Tuokioita is an entirely improvised record, its nine pieces composed solely on two spontaneously played kanteles (a kind of zither), and mostly outdoors in the open air. With no edits or retakes, its freeform strings resonate richly out into the Summer, occasionally interrupting the lazy flight of flies who can be heard hovering near the mics several times in the quieter moments.
Its elegance stems from its simplicity and directness, a conduit straight from Aarni’s heart into our ears: “Kukkapeitto” (flower blanket) and “Haljeta” (burst) practically fall over themselves to introduce us to their idiosyncratic energies, chords in rolling arpeggiation hammering and thrumming tunes out in urgent need for communication. They have, dare I say, a particular folk charm to their excitations, unrefined but magical.

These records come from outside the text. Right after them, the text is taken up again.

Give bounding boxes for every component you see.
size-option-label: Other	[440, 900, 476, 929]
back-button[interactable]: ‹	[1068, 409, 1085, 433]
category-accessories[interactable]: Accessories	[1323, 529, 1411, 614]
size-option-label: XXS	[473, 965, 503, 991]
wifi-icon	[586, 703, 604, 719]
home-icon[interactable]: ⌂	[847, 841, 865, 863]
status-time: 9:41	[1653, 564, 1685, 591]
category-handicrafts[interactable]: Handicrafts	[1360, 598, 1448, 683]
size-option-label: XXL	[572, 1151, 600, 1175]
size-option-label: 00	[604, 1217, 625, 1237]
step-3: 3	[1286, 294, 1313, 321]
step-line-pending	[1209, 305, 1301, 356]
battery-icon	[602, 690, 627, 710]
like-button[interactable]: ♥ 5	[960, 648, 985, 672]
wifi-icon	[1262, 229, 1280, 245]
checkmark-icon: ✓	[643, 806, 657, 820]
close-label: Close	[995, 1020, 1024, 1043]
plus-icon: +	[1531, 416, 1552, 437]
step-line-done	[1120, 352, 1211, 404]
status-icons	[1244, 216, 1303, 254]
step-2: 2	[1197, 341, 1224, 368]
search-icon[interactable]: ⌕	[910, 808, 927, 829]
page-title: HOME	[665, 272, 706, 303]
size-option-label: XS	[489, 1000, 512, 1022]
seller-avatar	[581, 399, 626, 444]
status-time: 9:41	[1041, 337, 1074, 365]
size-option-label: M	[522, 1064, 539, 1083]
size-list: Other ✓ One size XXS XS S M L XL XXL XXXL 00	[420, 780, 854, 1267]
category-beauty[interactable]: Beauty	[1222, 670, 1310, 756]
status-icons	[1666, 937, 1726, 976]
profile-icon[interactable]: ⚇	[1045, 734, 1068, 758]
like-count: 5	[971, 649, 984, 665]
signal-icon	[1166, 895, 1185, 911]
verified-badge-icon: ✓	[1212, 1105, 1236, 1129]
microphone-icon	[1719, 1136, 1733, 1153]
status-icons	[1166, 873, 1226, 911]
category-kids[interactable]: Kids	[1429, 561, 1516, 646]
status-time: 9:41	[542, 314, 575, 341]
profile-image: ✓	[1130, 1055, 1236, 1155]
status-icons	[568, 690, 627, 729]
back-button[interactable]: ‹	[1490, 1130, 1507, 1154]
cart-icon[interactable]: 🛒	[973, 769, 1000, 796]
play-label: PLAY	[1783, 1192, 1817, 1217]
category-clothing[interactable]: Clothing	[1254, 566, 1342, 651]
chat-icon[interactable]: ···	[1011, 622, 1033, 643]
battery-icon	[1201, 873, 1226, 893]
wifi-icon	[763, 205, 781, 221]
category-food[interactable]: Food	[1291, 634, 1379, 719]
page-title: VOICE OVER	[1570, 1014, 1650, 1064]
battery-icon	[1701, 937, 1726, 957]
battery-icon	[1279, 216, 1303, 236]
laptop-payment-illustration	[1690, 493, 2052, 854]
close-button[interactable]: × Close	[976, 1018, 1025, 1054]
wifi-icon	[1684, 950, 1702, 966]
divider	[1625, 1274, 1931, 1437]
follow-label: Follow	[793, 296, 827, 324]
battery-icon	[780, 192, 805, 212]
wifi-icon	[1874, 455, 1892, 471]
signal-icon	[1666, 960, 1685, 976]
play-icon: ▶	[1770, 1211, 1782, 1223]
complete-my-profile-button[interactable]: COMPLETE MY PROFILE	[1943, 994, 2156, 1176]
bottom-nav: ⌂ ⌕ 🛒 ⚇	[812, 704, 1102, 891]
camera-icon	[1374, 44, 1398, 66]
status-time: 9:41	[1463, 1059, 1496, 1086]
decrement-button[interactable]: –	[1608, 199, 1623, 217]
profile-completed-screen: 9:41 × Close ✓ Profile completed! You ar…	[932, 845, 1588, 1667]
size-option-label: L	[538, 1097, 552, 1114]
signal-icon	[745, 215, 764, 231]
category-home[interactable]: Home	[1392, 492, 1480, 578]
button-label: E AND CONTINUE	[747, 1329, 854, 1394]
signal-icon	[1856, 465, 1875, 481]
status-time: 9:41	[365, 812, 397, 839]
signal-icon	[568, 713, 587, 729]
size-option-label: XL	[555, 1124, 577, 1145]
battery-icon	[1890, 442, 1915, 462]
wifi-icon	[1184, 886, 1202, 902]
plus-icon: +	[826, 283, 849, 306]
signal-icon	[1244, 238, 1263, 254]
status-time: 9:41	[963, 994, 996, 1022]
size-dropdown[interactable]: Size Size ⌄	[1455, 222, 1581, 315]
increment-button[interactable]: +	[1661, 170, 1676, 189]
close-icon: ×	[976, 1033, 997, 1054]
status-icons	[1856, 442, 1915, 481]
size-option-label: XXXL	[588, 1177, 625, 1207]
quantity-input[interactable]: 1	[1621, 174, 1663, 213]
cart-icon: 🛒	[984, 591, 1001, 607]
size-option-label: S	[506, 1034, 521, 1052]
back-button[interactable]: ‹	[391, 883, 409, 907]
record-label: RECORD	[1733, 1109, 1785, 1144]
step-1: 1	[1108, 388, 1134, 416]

Space draws closer in “Kun tulee hämärä” (when it gets dark) which loses some early velocity and sparkle, and darkling “Ikkuna auki uneen” (window open to sleep) whose chords boil like frenzied crickets and cicadas in the cool night air, gatekeepers to our passage into sleep. In the end all of it drains away with closing “Lupaukset” (promises), as though dragging instrumentation slowly out of a crystallising moment perhaps, or indeed just taking things more slowly to savour this natural quietude.
It’s hard to pin down a record like this because it exists as-is, a series of loosely related pieces whose connection to one another is the artist simply expressing themselves intimately through these two zithers. It is the sonic equivalent to scratching an itch, releasing some nagging creative need to make and to tell. Though rather different to much of his Drone based work of the past, it exudes perhaps a state of Olli-ness, and his need to express himself directly, more so than ever before.